Along with her husband, Mark Kelly, she helps run an organization to combat gun violence. An affiliated super PAC joined forces with other anti-gun groups, such as Everytown for Gun Safety, largely funded by Michael Bloomberg, and largely outspent the NRA and other gun rights groups during the past election cycle. They provided a political shield for Democrats who wanted to aggressively push measures such as background-check legislation and a ban on semiautomatic weapons.

These new gun-control efforts face an uphill climb to get enacted into law, given the Republican majority in the Senate and President Trump’s patronage of the NRA’s political operation. Republicans will continue to fight these proposals, noting that the Tucson shooter bought his gun legally.

“This legislation does nothing to prevent gun violence, yet threatens the constitutional rights of law-abiding citizens,” said Rep. Richard Hudson (R-N.C.), one of the NRA’s staunchest supporters.

But the shift in power will allow actual debates and actual votes on some proposals that have barely seen the light of day anywhere on Capitol Hill in the past 15 years.
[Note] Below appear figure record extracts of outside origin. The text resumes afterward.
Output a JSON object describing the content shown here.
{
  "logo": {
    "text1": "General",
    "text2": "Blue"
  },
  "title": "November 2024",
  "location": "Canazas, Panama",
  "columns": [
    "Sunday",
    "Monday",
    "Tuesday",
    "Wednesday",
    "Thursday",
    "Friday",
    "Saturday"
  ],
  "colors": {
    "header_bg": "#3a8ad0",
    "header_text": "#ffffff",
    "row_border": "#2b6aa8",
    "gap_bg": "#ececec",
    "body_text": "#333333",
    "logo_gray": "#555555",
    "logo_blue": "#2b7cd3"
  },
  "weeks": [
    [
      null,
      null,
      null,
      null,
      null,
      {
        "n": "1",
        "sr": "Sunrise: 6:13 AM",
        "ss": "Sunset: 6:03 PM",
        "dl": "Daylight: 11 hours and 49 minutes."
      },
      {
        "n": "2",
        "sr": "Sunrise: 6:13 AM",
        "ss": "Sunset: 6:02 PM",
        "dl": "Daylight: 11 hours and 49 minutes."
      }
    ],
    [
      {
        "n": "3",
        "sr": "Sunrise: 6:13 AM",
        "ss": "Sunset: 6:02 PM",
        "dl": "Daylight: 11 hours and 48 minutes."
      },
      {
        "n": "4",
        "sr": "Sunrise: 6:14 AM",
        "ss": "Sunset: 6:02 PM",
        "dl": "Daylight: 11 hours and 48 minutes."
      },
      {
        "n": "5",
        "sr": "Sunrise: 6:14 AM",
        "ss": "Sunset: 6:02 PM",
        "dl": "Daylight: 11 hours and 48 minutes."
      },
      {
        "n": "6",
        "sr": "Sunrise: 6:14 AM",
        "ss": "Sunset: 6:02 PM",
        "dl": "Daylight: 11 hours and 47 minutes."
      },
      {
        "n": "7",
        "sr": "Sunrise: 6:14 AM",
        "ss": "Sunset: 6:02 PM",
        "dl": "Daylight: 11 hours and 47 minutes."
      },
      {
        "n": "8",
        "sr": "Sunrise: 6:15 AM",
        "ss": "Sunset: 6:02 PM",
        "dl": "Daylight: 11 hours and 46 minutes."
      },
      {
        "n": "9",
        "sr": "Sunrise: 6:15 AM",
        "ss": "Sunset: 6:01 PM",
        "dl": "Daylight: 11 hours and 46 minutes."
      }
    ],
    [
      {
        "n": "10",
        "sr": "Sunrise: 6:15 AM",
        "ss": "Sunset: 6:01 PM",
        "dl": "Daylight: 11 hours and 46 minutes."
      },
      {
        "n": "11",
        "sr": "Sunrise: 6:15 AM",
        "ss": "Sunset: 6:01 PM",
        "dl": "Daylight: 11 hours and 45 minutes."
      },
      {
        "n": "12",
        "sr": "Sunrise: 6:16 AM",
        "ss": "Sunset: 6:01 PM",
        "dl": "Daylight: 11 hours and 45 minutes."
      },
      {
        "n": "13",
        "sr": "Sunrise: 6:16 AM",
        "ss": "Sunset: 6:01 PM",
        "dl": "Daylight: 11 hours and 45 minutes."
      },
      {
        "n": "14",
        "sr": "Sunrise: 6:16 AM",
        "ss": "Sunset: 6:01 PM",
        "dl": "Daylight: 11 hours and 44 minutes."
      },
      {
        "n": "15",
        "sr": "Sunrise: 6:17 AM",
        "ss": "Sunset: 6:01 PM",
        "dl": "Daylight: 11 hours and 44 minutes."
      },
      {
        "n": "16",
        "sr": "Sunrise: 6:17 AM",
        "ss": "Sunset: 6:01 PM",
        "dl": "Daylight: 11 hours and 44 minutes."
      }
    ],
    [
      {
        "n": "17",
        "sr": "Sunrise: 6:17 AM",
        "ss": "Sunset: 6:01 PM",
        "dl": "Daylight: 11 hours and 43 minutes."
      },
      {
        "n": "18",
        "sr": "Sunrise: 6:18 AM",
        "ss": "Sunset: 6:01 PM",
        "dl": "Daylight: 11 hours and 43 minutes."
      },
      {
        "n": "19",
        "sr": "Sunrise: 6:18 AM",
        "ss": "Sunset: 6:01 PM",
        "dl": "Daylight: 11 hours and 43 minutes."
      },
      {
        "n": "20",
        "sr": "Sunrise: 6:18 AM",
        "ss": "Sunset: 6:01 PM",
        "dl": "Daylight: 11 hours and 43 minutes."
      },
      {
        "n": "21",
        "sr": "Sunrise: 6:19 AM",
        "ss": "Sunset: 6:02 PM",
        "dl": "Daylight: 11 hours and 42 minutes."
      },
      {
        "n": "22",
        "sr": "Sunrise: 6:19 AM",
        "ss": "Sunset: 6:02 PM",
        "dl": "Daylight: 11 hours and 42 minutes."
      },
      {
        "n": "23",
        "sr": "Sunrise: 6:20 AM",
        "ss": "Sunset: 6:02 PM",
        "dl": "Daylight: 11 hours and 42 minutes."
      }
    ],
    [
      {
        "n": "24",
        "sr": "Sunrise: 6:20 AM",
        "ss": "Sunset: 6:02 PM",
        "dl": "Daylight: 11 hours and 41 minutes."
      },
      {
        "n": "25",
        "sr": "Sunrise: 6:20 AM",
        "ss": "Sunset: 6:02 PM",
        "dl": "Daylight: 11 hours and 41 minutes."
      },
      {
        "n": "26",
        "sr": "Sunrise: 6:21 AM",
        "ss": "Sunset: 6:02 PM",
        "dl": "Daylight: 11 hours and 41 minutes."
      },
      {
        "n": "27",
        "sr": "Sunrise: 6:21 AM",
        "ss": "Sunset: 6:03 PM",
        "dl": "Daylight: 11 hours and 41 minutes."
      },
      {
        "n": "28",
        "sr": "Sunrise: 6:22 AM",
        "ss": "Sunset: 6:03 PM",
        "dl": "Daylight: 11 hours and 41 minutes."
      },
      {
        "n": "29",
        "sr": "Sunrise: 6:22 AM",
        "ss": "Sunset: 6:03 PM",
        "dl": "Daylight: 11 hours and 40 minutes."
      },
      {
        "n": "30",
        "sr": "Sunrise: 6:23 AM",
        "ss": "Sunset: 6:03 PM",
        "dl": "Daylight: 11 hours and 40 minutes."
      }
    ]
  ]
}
This is certainly the most anti-gun House in at least 25 years, since the 1993 background-check law named after White House press secretary James Brady and the 1994 crime bill were signed into law.

Those two measures emerged from large bipartisan support — more than 45 Republicans joined more than 180 Democrats to pass each bill.

The final tallies for the new background-check legislation and other gun-violence bills are expected to come up with a similar range of about 235 to 240 votes.

But in this polarized era, all but a handful of the 235 Democrats are expected to support the background-check bill, led by Rep. Mike Thompson (D-Calif.), along with his five Republican co-sponsors and maybe a couple of other GOP lawmakers.

The Republican drift into the arms of the NRA has been well documented. The Democratic move to the left has been much more abrupt and will be on full display in the months ahead.

The GOP’s steady march to the right on guns began during the 1994 midterms, when Republicans won a landslide victory in the House in part by linking arms with the NRA to defeat Democrats who voted for the gun bills.

Republicans held the House majority for 20 of the next 24 years, and the only gun legislation that received consideration during that span had the backing of the gun rights lobby, mostly to expand the rights to purchase weapons.

In their brief hold on power last decade, House Democrats legislated in fear of the NRA and what it might do to those Democrats from rural districts. In 2008 and 2009, as Democrats tried to pass a law giving the District of Columbia voting representation in the House, the deal crumbled when dozens of House and Senate Democrats joined with Republicans to support an amendment that would have undermined D.C. gun laws.

D.C. officials asked Democrats to scuttle the legislation, not wanting to give up its ban on semiautomatic weapons, for instance, in exchange for a vote in Congress.

This decade, however, has seen a continued rash of mass shootings, with targets ranging from rural churches to suburban schools to urban bars.

That environment made it easier for Democrats to go after Republicans who were friends of the NRA and had blocked votes for gun control.

Take Reps. Lucy McBath (D-Ga.) and Mikie Sherrill (D-N.J.), both of whom won seats long held by Republicans in wealthy suburban districts.

McBath lost her son seven years ago to gun violence, and she has been an anti-gun activist in recent years. She won a seat outside Atlanta that Republicans had held since the 1970s.

“We will make our communities safer,” McBath said after Giffords spoke. “Quite simply, background checks save lives.

Sherrill, a former Navy helicopter pilot, is positioned as a moderate, having won a northern New Jersey district that stretches into exurban areas where hunting is common.

On Tuesday, Sherrill announced her first legislative act in office — she co-sponsored the background-check legislation.